We briefly examine the updated specifications here.
MicroProfile Telemetry, introduced with the release of MicroProfile 6.0 in January 2023, adopts the OpenTelemetry specification from the Cloud Native Computing Foundation (CNCF) that allows MicroProfile applications to utilize the observability features of tracing, logging, metrics and baggage. If configured, MicroProfile Telemetry automatically enables tracing from Jakarta RESTful Web Services.
New features in MicroProfile Telemetry 2.1 include: a dependency upgrade to Awaitility 4.2.2 to allow for running the TCK on JDK 23; and improved metrics from ThreadCountHandler
class to ensure consistent text descriptions.
With the merger of the OpenTracing and OpenCensus specifications in May 2019 to form OpenTelemetry, MicroProfile Telemetry was created to replace its predecessor, MicroProfile Open Tracing, which was moved to the standalone set of specifications as shown in the diagram above.
MicroProfile Open API, introduced with the release of MicroProfile 1.3 in January 2018, adopts the OpenAPI specification providing a unified API so that application developers can expose their API documentation within their applications.
New features in MicroProfile Open API 4.1 include: the addition of a jsonSchemaDialect()
method, defined in the OpenAPI
interface, to render the jsonSchemaDialect
field; and a minor improvements to the Extensible
interface that adds the @since
tag in the JavaDoc.
Introduced at Red Hat’s DevNation conference on June 27, 2016, the MicroProfile initiative was created as a collaboration of vendors to deliver microservices for enterprise Java. The release of MicroProfile 1.0, announced at JavaOne 2016, consisted of three JSR-based APIs considered minimal for creating microservices: JSR-346 – Contexts and Dependency Injection (CDI); JSR-353 – Java API for JSON Processing (JSON-P); and JSR-339 – Java API for RESTful Web Services (JAX-RS).

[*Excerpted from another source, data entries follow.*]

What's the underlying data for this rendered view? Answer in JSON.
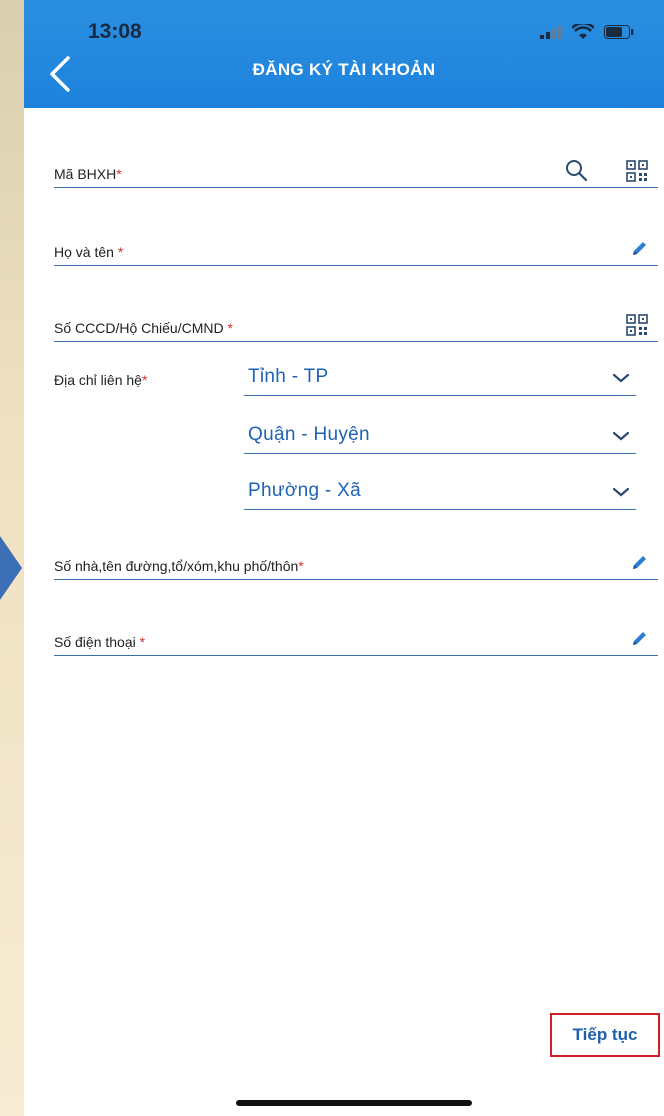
{
  "status_bar": {
    "time": "13:08"
  },
  "header": {
    "title": "ĐĂNG KÝ TÀI KHOẢN"
  },
  "form": {
    "bhxh_label": "Mã BHXH",
    "name_label": "Họ và tên",
    "id_label": "Số CCCD/Hộ Chiếu/CMND",
    "address_label": "Địa chỉ liên hệ",
    "province_value": "Tỉnh - TP",
    "district_value": "Quận - Huyện",
    "ward_value": "Phường - Xã",
    "street_label": "Số nhà,tên đường,tổ/xóm,khu phố/thôn",
    "phone_label": "Số điện thoại",
    "required_mark": "*"
  },
  "actions": {
    "continue_label": "Tiếp tục"
  },
  "colors": {
    "header": "#1d82dc",
    "accent": "#1e63b5",
    "required": "#d8312c",
    "highlight_border": "#d21f27"
  }
}
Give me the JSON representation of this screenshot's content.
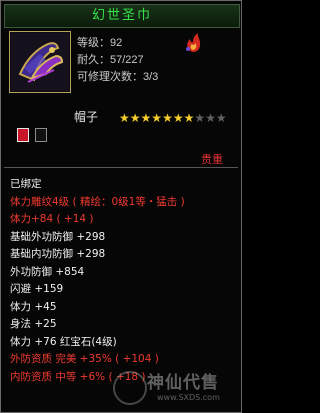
{
  "item": {
    "name": "幻世圣巾",
    "level_line": "等级：92",
    "durability_line": "耐久：57/227",
    "repairs_line": "可修理次数：3/3",
    "type": "帽子",
    "stars_total": 10,
    "stars_filled": 7,
    "rarity": "贵重",
    "slots": [
      "red",
      "empty"
    ]
  },
  "colors": {
    "title": "#37e24a",
    "red": "#f03a2f",
    "gold_star": "#f4ce2c",
    "white": "#f0f0f0"
  },
  "lines": [
    {
      "text": "已绑定",
      "color": "w"
    },
    {
      "text": "体力雕纹4级 ( 精绘：0级1等・猛击 )",
      "color": "r"
    },
    {
      "text": "体力+84 ( +14 )",
      "color": "r"
    },
    {
      "text": "基础外功防御 +298",
      "color": "w"
    },
    {
      "text": "基础内功防御 +298",
      "color": "w"
    },
    {
      "text": "外功防御 +854",
      "color": "w"
    },
    {
      "text": "闪避 +159",
      "color": "w"
    },
    {
      "text": "体力 +45",
      "color": "w"
    },
    {
      "text": "身法 +25",
      "color": "w"
    },
    {
      "text": "体力 +76 红宝石(4级)",
      "color": "w"
    },
    {
      "text": "外防资质 完美 +35% ( +104 )",
      "color": "r"
    },
    {
      "text": "内防资质 中等 +6% ( +18 )",
      "color": "r"
    }
  ],
  "watermark": {
    "brand": "神仙代售",
    "url": "www.SXDS.com"
  }
}
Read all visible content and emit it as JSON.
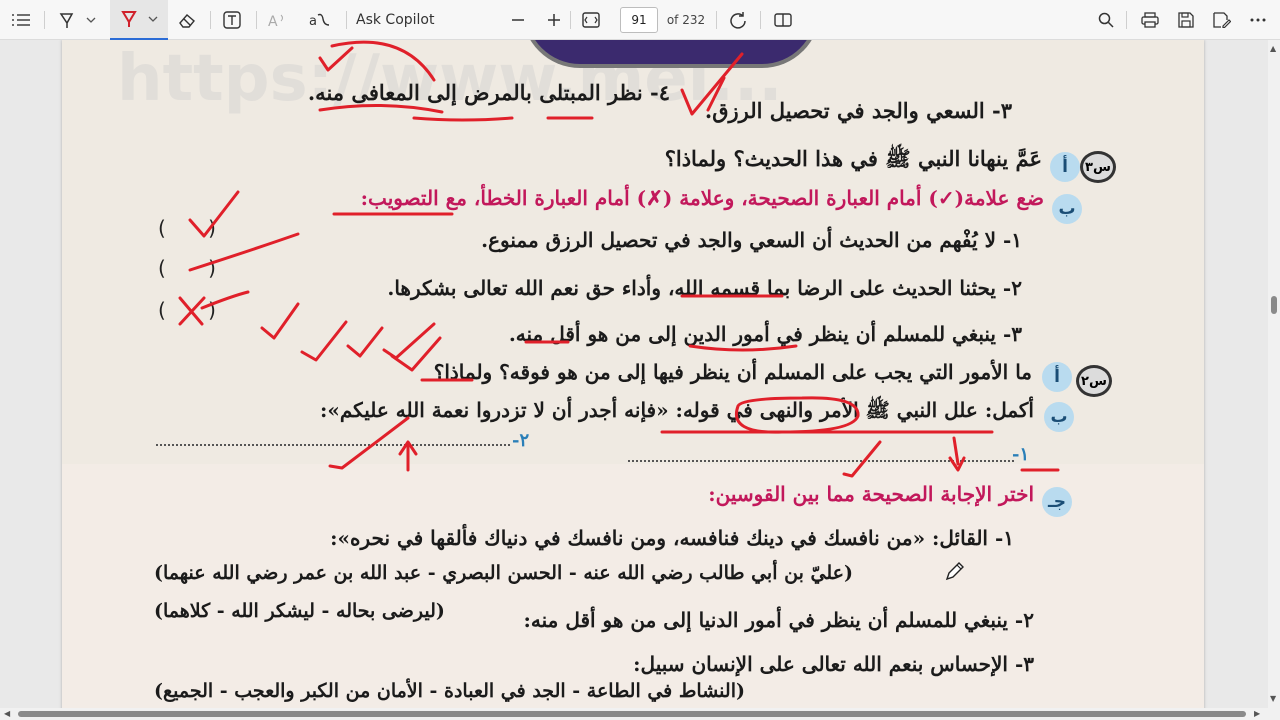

MicroProfile 4.0, released in December 2020, was the first version delivered under the then newly-formed MicroProfile Working Group, established in October 2020. Current contributing members of the working group include IBM, Red Hat, Payara, Tomitribe, Oracle, Microsoft, Fujitsu, Primeton, Atlanta Java User Group and iJUG. Guest members include Garden State Java User Group and Ostfalia.
Editor’s Note
Michael Redlich serves as a Co-Director of the Garden State Java User Group, a guest member of the MicroProfile Working Group.